Treatment type explains the greatest bacterial community variance for each sample type and time point. (a) Bar plots displaying fraction of variance explained by treatment, time point and replicate, as determined by canonical analysis of principal coordinates (CAPS) using Bray-Curtis distances. The y-axis indicates the fraction of variance explained by each factor, and the shade of the bar indicates the level of significance (p > 0.01 is in light grey; p < 0.001 is in dark grey). (b) Bar plots displaying fraction of variance determined by CAPS using Bray-Curtis distances and performed separately for each time point (1^st, 2^nd, 3^rd, and 4^th) on soil (shown in the upper panel), rhizosphere (middle panel), and root (lower panel) samples.

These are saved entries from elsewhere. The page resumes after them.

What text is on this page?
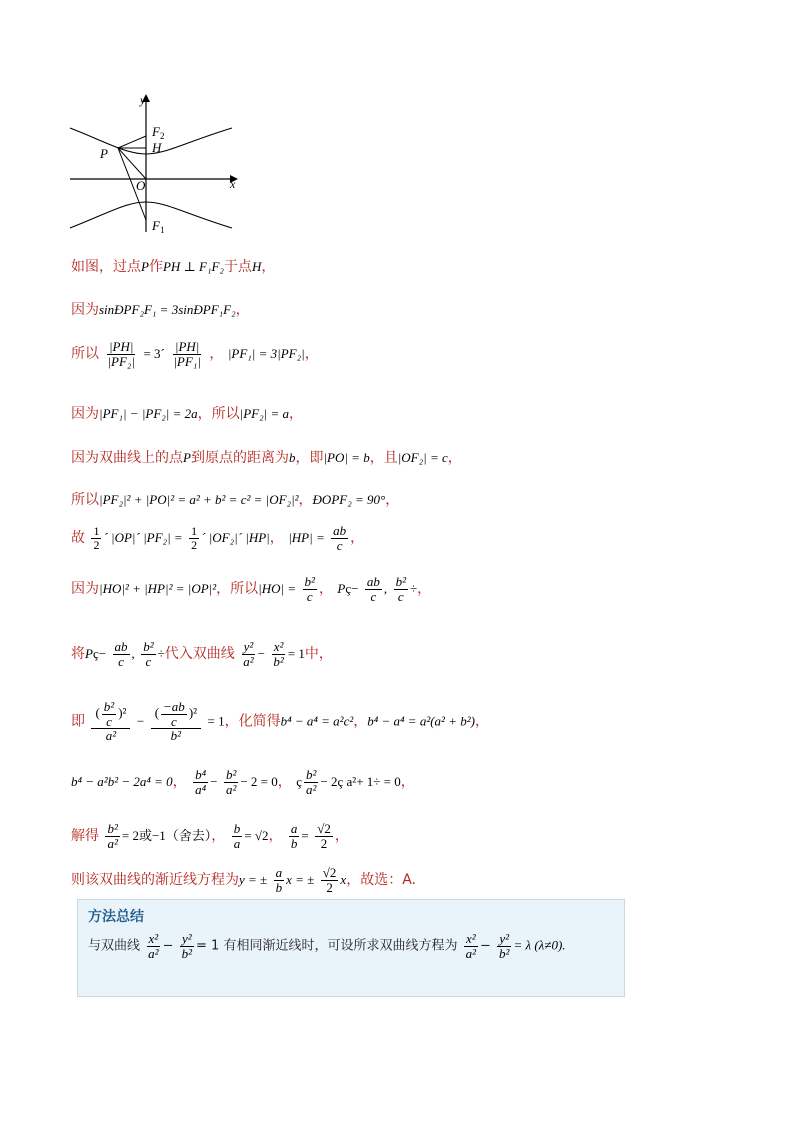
y
x
$F_2$
H
P
O
$F_1$
如图，过点P作PH ⊥ F₁F₂于点H，
因为sinÐPF₂F₁ = 3sinÐPF₁F₂，
所以 $\frac{|PH|}{\text{|PF₂|}}$ = 3´ $\frac{|PH|}{\text{|PF₁|}}$ ， |PF₁| = 3|PF₂|，
因为|PF₁| − |PF₂| = 2a，所以|PF₂| = a，
因为双曲线上的点P到原点的距离为b，即|PO| = b，且|OF₂| = c，
所以|PF₂|² + |PO|² = a² + b² = c² = |OF₂|²，ÐOPF₂ = 90°，
故 $\frac{1}{2}$ ´ |OP|´ $|PF_2| = \frac{1}{2}$ ´ |OF₂|´ |HP|， $|HP| = \frac{ab}{c}$ ，
因为|HO|² + |HP|² = |OP|²，所以$|HO| = \frac{\text{b²}}{c}$ ， Pç− $\frac{ab}{c}$ , $\frac{\text{b²}}{c}$ ÷，
将Pç− $\frac{ab}{c}$ , $\frac{\text{b²}}{c}$ ÷代入双曲线 $\frac{\text{y²}}{\text{a²}} - \frac{\text{x²}}{\text{b²}} = 1$中，
即 $\frac{( \frac{\text{b²}}{c} )^2}{\text{a²}} - \frac{( \frac{-ab}{c} )^2}{\text{b²}} = 1$，化简得b⁴ − a⁴ = a²c²，b⁴ − a⁴ = a²(a² + b²)，
b⁴ − a²b² − 2a⁴ = 0， $\frac{\text{b⁴}}{\text{a⁴}} - \frac{\text{b²}}{\text{a²}} - 2 = 0$， ç $\frac{\text{b²}}{\text{a²}}$ − 2ç a²+ 1÷ = 0，
解得 $\frac{\text{b²}}{\text{a²}} = 2$或−1（舍去）， $\frac{b}{a} = √2$， $\frac{a}{b} = \frac{√2}{2}$ ，
则该双曲线的渐近线方程为y = ± $\frac{a}{b}$ x = ± $\frac{√2}{2}$ x，故选：A.
方法总结
与双曲线 $\frac{\text{x²}}{\text{a²}} - \frac{\text{y²}}{\text{b²}} = 1$ 有相同渐近线时，可设所求双曲线方程为 $\frac{\text{x²}}{\text{a²}} - \frac{\text{y²}}{\text{b²}} = \lambda$ (λ≠0).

The fraction of variation is indicated by the y-axis, and the shade of the bar indicates the level of significance.

Figure 4

Class-level relative abundance of bacterial communities indicate distinct soil, rhizosphere, and root profiles. (a) Relative abundances bar graphs for the top 12 most abundant bacterial classes for amendment-treated and control samples in soil (upper panel), rhizosphere (middle panel), and root (lower panel) across four time points (1^st, 2^nd, 3^rd, 4^th). (b) Venn-diagrams displaying numbers of OTUs shared and distinct between amendment-treated (blue) and control (yellow) samples in soil (upper panel), rhizosphere (middle panel), and root (lower panel) compartments.

Figure 5

OTUs in the product are not highly enriched in treated or control samples. (a) Heatmap displaying degree of enrichment by log10 relative abundance in treated and control soil, rhizosphere, and root samples for the 639 OTUs present in the product. Product OTUs were sorted according to their relative abundance from top (highest) to the bottom (lowest). Darker shades of color indicate higher relative abundance within the samples, whereas lighter shades indicate lower relative abundance. Columns for amendment-treated soils, rhizospheres, and roots generally are darker, indicating greater enrichment in product OTUs than controls, but there was no significant enrichment. (b) Venn-Diagram displaying the OTUs shared and distinct to the product and those uniquely enriched in the amendment-treated or control roots, as determined with indicator species analysis. OTUs uniquely enriched in control (yellow) and treated (green) samples were compared with those present in the product (light blue). More OTUs from the product were distinctly shared with treated samples (50 vs. the 39 OTUs shared between the product and controls), and treated samples shared a larger proportion of total OTUs (30% or 50 of 167 OTUs total) with the product than controls (14% or 39 of 278 OTUs total). (c) All OTUs present in the product were ranked by their relative abundance, with the y-axis representing the average read count for each product OTU. The median rank for OTUs which showed enrichment in the control (yellow circles; n = 39) or treated roots (green circles; n = 50) was calculated and is displayed with yellow and green dashed lines, respectively; the median rank for all OTUs in the product with no enrichment (light blue circles; n = 550) is shown by the blue dashed line. This demonstrates that the median rank abundance in the product was roughly 1.5x higher in treated roots than that for OTUs enriched in controls.